Facebook is making it easier to shop and sell within its apps
Facebook just took the next step to becoming more of a digital mall. After Instagram Shops, Facebook is now announcing the expansion to Facebook Shops. The Shop is aimed to be a new place to discover businesses and shop for products in the Facebook/Instagram app. Businesses can easily set up their own store and showcase their products. While Facebook is getting the Shops starter kit, Instagram will go into the next phase. With Checkout it will enable users to make a purchase in just a few taps. All of this happens without actually leaving the app.
Snapchat’s ‘dynamic ads’ product for e-commerce retailers rolls out worldwide
With it's latest ad product launch, Dynamic Ads, Snapchat is also delving deeper into social commerce. This ad product allows advertisers to automatically create ads in real time using the brands own product catalog. As known from other platforms, advertisers don’t have to spend time manually creating their advertisement to fit Snapchat’s vertical format, but instead, sync their product catalog with the social platform and allow Snap to build their ads in real time. Early results of this new format have been very promising, with advertisers seeing significant ROAS increases.

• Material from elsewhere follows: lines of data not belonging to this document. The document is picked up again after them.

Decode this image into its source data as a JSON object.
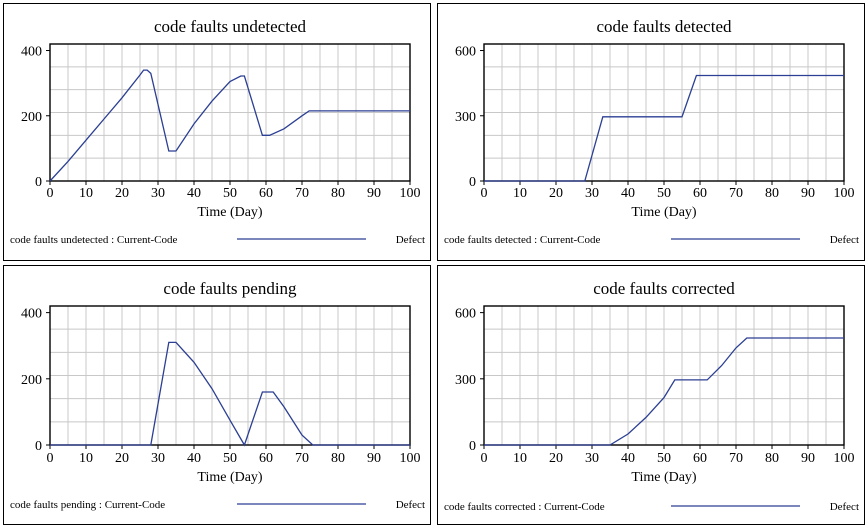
{
  "series_color": "#2b3f93",
  "chart_data": [
    {
      "type": "line",
      "title": "code faults undetected",
      "xlabel": "Time (Day)",
      "xlim": [
        0,
        100
      ],
      "ylim": [
        0,
        420
      ],
      "xticks": [
        0,
        10,
        20,
        30,
        40,
        50,
        60,
        70,
        80,
        90,
        100
      ],
      "yticks": [
        0,
        200,
        400
      ],
      "grid": true,
      "legend": {
        "series_label": "code faults undetected : Current-Code",
        "unit": "Defect"
      },
      "series": [
        {
          "x": [
            0,
            5,
            10,
            15,
            20,
            25,
            26,
            27,
            28,
            33,
            35,
            40,
            45,
            50,
            53,
            54,
            59,
            61,
            65,
            70,
            72,
            75,
            80,
            90,
            100
          ],
          "y": [
            0,
            60,
            125,
            190,
            255,
            325,
            340,
            340,
            330,
            92,
            92,
            175,
            245,
            305,
            322,
            322,
            140,
            140,
            160,
            200,
            215,
            215,
            215,
            215,
            215
          ]
        }
      ]
    },
    {
      "type": "line",
      "title": "code faults detected",
      "xlabel": "Time (Day)",
      "xlim": [
        0,
        100
      ],
      "ylim": [
        0,
        630
      ],
      "xticks": [
        0,
        10,
        20,
        30,
        40,
        50,
        60,
        70,
        80,
        90,
        100
      ],
      "yticks": [
        0,
        300,
        600
      ],
      "grid": true,
      "legend": {
        "series_label": "code faults detected : Current-Code",
        "unit": "Defect"
      },
      "series": [
        {
          "x": [
            0,
            28,
            33,
            40,
            50,
            55,
            59,
            60,
            70,
            80,
            90,
            100
          ],
          "y": [
            0,
            0,
            295,
            295,
            295,
            295,
            485,
            485,
            485,
            485,
            485,
            485
          ]
        }
      ]
    },
    {
      "type": "line",
      "title": "code faults pending",
      "xlabel": "Time (Day)",
      "xlim": [
        0,
        100
      ],
      "ylim": [
        0,
        420
      ],
      "xticks": [
        0,
        10,
        20,
        30,
        40,
        50,
        60,
        70,
        80,
        90,
        100
      ],
      "yticks": [
        0,
        200,
        400
      ],
      "grid": true,
      "legend": {
        "series_label": "code faults pending : Current-Code",
        "unit": "Defect"
      },
      "series": [
        {
          "x": [
            0,
            28,
            33,
            35,
            40,
            45,
            50,
            54,
            59,
            62,
            65,
            70,
            73,
            80,
            90,
            100
          ],
          "y": [
            0,
            0,
            310,
            310,
            250,
            170,
            75,
            0,
            160,
            160,
            115,
            30,
            0,
            0,
            0,
            0
          ]
        }
      ]
    },
    {
      "type": "line",
      "title": "code faults corrected",
      "xlabel": "Time (Day)",
      "xlim": [
        0,
        100
      ],
      "ylim": [
        0,
        630
      ],
      "xticks": [
        0,
        10,
        20,
        30,
        40,
        50,
        60,
        70,
        80,
        90,
        100
      ],
      "yticks": [
        0,
        300,
        600
      ],
      "grid": true,
      "legend": {
        "series_label": "code faults corrected : Current-Code",
        "unit": "Defect"
      },
      "series": [
        {
          "x": [
            0,
            35,
            40,
            45,
            50,
            53,
            55,
            60,
            62,
            66,
            70,
            73,
            80,
            90,
            100
          ],
          "y": [
            0,
            0,
            50,
            125,
            215,
            295,
            295,
            295,
            295,
            360,
            440,
            485,
            485,
            485,
            485
          ]
        }
      ]
    }
  ]
}
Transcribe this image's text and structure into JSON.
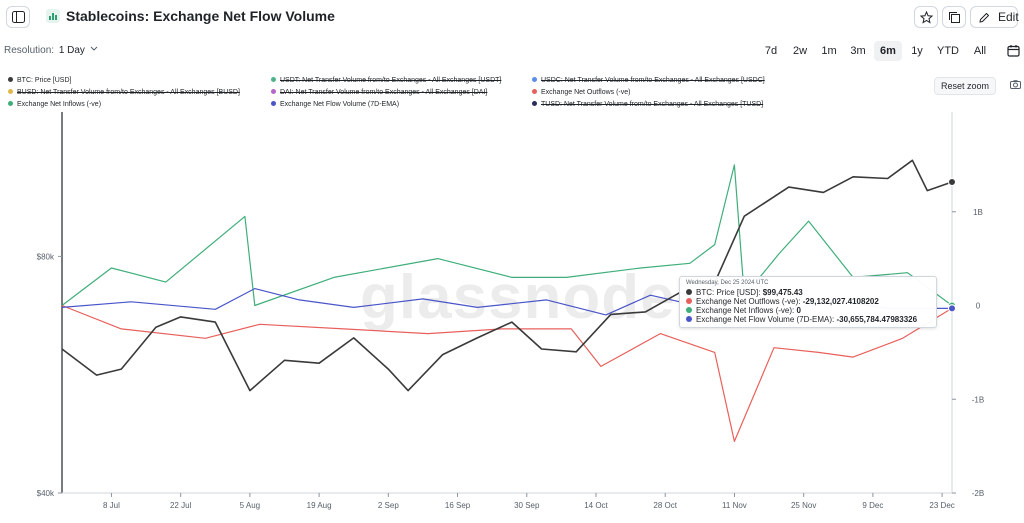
{
  "header": {
    "title": "Stablecoins: Exchange Net Flow Volume",
    "edit_label": "Edit"
  },
  "resolution": {
    "label": "Resolution:",
    "value": "1 Day"
  },
  "ranges": [
    {
      "label": "7d",
      "active": false
    },
    {
      "label": "2w",
      "active": false
    },
    {
      "label": "1m",
      "active": false
    },
    {
      "label": "3m",
      "active": false
    },
    {
      "label": "6m",
      "active": true
    },
    {
      "label": "1y",
      "active": false
    },
    {
      "label": "YTD",
      "active": false
    },
    {
      "label": "All",
      "active": false
    }
  ],
  "reset_zoom_label": "Reset zoom",
  "watermark": "glassnode",
  "legend": [
    {
      "label": "BTC: Price [USD]",
      "color": "#3a3a3a",
      "hidden": false
    },
    {
      "label": "USDT: Net Transfer Volume from/to Exchanges - All Exchanges [USDT]",
      "color": "#4db38a",
      "hidden": true
    },
    {
      "label": "USDC: Net Transfer Volume from/to Exchanges - All Exchanges [USDC]",
      "color": "#5b8def",
      "hidden": true
    },
    {
      "label": "BUSD: Net Transfer Volume from/to Exchanges - All Exchanges [BUSD]",
      "color": "#e0b84a",
      "hidden": true
    },
    {
      "label": "DAI: Net Transfer Volume from/to Exchanges - All Exchanges [DAI]",
      "color": "#b467c9",
      "hidden": true
    },
    {
      "label": "Exchange Net Outflows (-ve)",
      "color": "#e8605c",
      "hidden": false
    },
    {
      "label": "Exchange Net Inflows (-ve)",
      "color": "#3fae7a",
      "hidden": false
    },
    {
      "label": "Exchange Net Flow Volume (7D-EMA)",
      "color": "#4a55c9",
      "hidden": false
    },
    {
      "label": "TUSD: Net Transfer Volume from/to Exchanges - All Exchanges [TUSD]",
      "color": "#2b2d5c",
      "hidden": true
    }
  ],
  "tooltip": {
    "date": "Wednesday, Dec 25 2024 UTC",
    "rows": [
      {
        "label": "BTC: Price [USD]:",
        "value": "$99,475.43",
        "color": "#3a3a3a"
      },
      {
        "label": "Exchange Net Outflows (-ve):",
        "value": "-29,132,027.4108202",
        "color": "#e8605c"
      },
      {
        "label": "Exchange Net Inflows (-ve):",
        "value": "0",
        "color": "#3fae7a"
      },
      {
        "label": "Exchange Net Flow Volume (7D-EMA):",
        "value": "-30,655,784.47983326",
        "color": "#4a55c9"
      }
    ]
  },
  "chart_data": {
    "type": "line",
    "title": "Stablecoins: Exchange Net Flow Volume",
    "x_start": "2024-06-28",
    "x_end": "2024-12-25",
    "x_ticks": [
      "8 Jul",
      "22 Jul",
      "5 Aug",
      "19 Aug",
      "2 Sep",
      "16 Sep",
      "30 Sep",
      "14 Oct",
      "28 Oct",
      "11 Nov",
      "25 Nov",
      "9 Dec",
      "23 Dec"
    ],
    "y_left": {
      "ticks": [
        "$40k",
        "$80k"
      ],
      "tick_values": [
        40000,
        80000
      ],
      "range": [
        40000,
        120000
      ],
      "scale": "log"
    },
    "y_right": {
      "ticks": [
        "-2B",
        "-1B",
        "0",
        "1B"
      ],
      "tick_values": [
        -2000000000,
        -1000000000,
        0,
        1000000000
      ],
      "range": [
        -2000000000,
        2000000000
      ]
    },
    "grid": false,
    "legend_position": "top",
    "series": [
      {
        "name": "BTC: Price [USD]",
        "axis": "left",
        "color": "#3a3a3a",
        "x": [
          "2024-06-28",
          "2024-07-05",
          "2024-07-10",
          "2024-07-17",
          "2024-07-22",
          "2024-07-29",
          "2024-08-05",
          "2024-08-12",
          "2024-08-19",
          "2024-08-26",
          "2024-09-02",
          "2024-09-06",
          "2024-09-13",
          "2024-09-20",
          "2024-09-27",
          "2024-10-03",
          "2024-10-10",
          "2024-10-17",
          "2024-10-24",
          "2024-10-31",
          "2024-11-05",
          "2024-11-08",
          "2024-11-13",
          "2024-11-22",
          "2024-11-29",
          "2024-12-05",
          "2024-12-12",
          "2024-12-17",
          "2024-12-20",
          "2024-12-25"
        ],
        "values": [
          61000,
          56500,
          57500,
          65000,
          67000,
          66000,
          54000,
          59000,
          58500,
          63000,
          57500,
          54000,
          60000,
          63000,
          66000,
          61000,
          60500,
          67500,
          68000,
          72000,
          69500,
          76500,
          90000,
          98000,
          96500,
          101000,
          100500,
          106000,
          97000,
          99475.43
        ]
      },
      {
        "name": "Exchange Net Inflows (-ve)",
        "axis": "right",
        "color": "#3fae7a",
        "x": [
          "2024-06-28",
          "2024-07-08",
          "2024-07-19",
          "2024-08-04",
          "2024-08-06",
          "2024-08-22",
          "2024-09-12",
          "2024-09-27",
          "2024-10-08",
          "2024-10-23",
          "2024-11-02",
          "2024-11-07",
          "2024-11-11",
          "2024-11-13",
          "2024-11-20",
          "2024-11-26",
          "2024-12-05",
          "2024-12-16",
          "2024-12-25"
        ],
        "values": [
          0,
          400000000,
          250000000,
          950000000,
          0,
          300000000,
          500000000,
          300000000,
          300000000,
          400000000,
          450000000,
          650000000,
          1500000000,
          100000000,
          550000000,
          900000000,
          300000000,
          350000000,
          0
        ]
      },
      {
        "name": "Exchange Net Outflows (-ve)",
        "axis": "right",
        "color": "#e8605c",
        "x": [
          "2024-06-28",
          "2024-07-10",
          "2024-07-27",
          "2024-08-07",
          "2024-08-24",
          "2024-09-10",
          "2024-09-25",
          "2024-10-09",
          "2024-10-15",
          "2024-10-27",
          "2024-11-07",
          "2024-11-11",
          "2024-11-19",
          "2024-11-28",
          "2024-12-05",
          "2024-12-15",
          "2024-12-25"
        ],
        "values": [
          0,
          -250000000,
          -350000000,
          -200000000,
          -250000000,
          -300000000,
          -250000000,
          -250000000,
          -650000000,
          -300000000,
          -500000000,
          -1450000000,
          -450000000,
          -500000000,
          -550000000,
          -350000000,
          -29132027.4108202
        ]
      },
      {
        "name": "Exchange Net Flow Volume (7D-EMA)",
        "axis": "right",
        "color": "#4a55c9",
        "x": [
          "2024-06-28",
          "2024-07-12",
          "2024-07-29",
          "2024-08-06",
          "2024-08-15",
          "2024-08-26",
          "2024-09-09",
          "2024-09-20",
          "2024-10-04",
          "2024-10-16",
          "2024-10-25",
          "2024-11-05",
          "2024-11-11",
          "2024-11-20",
          "2024-12-02",
          "2024-12-12",
          "2024-12-25"
        ],
        "values": [
          -20000000,
          40000000,
          -40000000,
          180000000,
          60000000,
          -20000000,
          70000000,
          -20000000,
          60000000,
          -100000000,
          110000000,
          -20000000,
          30000000,
          -60000000,
          50000000,
          -30000000,
          -30655784.47983326
        ]
      }
    ]
  }
}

Verifshop adopts a social network strategy from China
Looking at digital commerce and an effective omni-channel approach, social media platforms are a natural next step. Instagram, Pinterest or Snapchat are constantly working on ways to improve the shopping experience for its users. Verishop however is entering the social commerce sphere the other way around. It is an e-commerce site that specifically offers social elements like a personalized feed to let it's user have a social shopping experience. This approach is not new and has led to great success for dominating Chinese e-commerce players like Alibaba.
How social commerce is enabling retailers to be part of their customers’ life
Social commerce is the perfect opportunity for retailers of all stripes to dive in, experiment with social shopping, and emerge ahead of the curve. The ability to showcase the brand and products exactly where people spend much of their time to discover things they are interested in, is combined with fast and easy purchasing flows making social commerce a great place to combine product discovery and sales.
What a Walmart-Microsoft bid for TikTok could mean for e-commerce
The potential (forced) sale or technology partnership of TikTok’s US operations to or with a local partner has dominated the tech headlines for the past weeks. One of the more interesting suitors is Walmart. While this sounds strange initially, there are solid business reasons behind it. The retail landscape has shifted dramatically and Walmart's move is just the latest in a string of maneuvers in which retailers try to adjust their ways of selling products in the digital world. On top of the direct path to the customer, transaction data is the other big asset of owning a social media platform. While it currently needs to be shared with Facebook or Google, a world where Walmart is able to effectively reach and serve its customers through an omni-channel approach as well as provide a viable platform for its third party brands to advertise on, opens a whole new set of opportunities.